Actually, I have never encountered Yaşar Kemal previously. Today was my first time coming across him while I was researching Turkish literature. You see, apart from Pamuk and Elif Shafak (you can also include Elif Batuman although she identifies as American having been born in the US to Turkish parents), my exploration of Turkish literature is glaringly lacking. Apparently, Kemal is one of the most prominent figures in modern Turkish literature. Like Pamuk and Shafak, Kemal is an outspoken political critic. He has been known to lend his voice to sensitive subjects of national concern, particularly the oppression of the Kurdish people.
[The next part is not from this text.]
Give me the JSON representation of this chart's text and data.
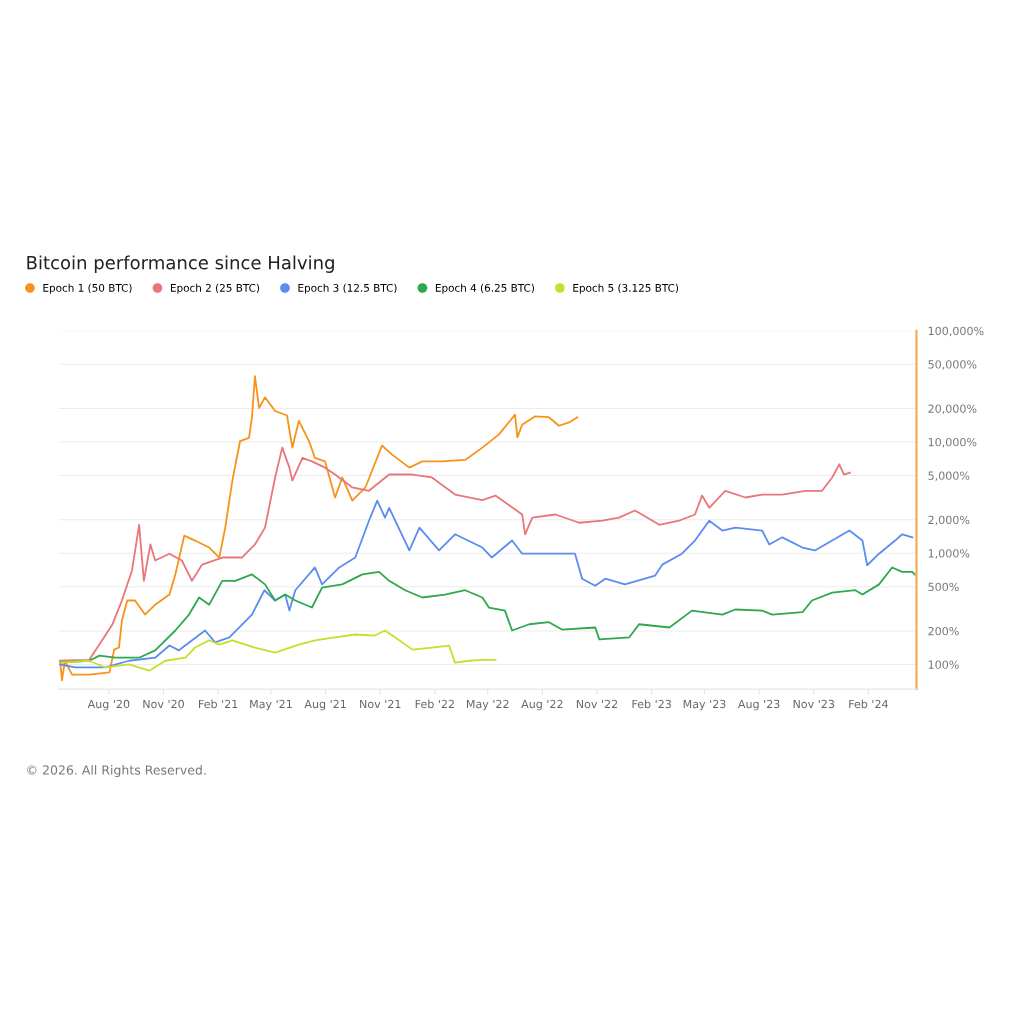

His activism even landed him in jail, again, like Shafak and Pamuk. By now, I feel like nearly every prominent figure in Turkish literature has had their fair share of jail time.

Kemal has also won several accolades and was even a candidate for the Nobel Prize in Literature on the strength of one novel alone: Memed, My Hawk. Memed, My Hawk was his debut novel. It was published in Turkish as İnce Memed, meaning “Memed, the Slim”, in 1955. It was warmly received in Turkey, winning Kemal literary awards such as the Varlık Prize for that year, Turkey’s highest literary prize. It earned him a reputation as a rising literary star. Memed, My Hawk was also the first book of the İnce Memed tetralogy. In 1961, the book’s English translation was released, hence, introducing Kemal and his prose to anglophone readers. For now, I hope I get to obtain a copy of this book, and other works of Turkish literature.

How about you fellow reader? Are there works of Turkish literature you want to recommend? Do drop it in the comment box. For now, happy Monday and, as always, happy reading!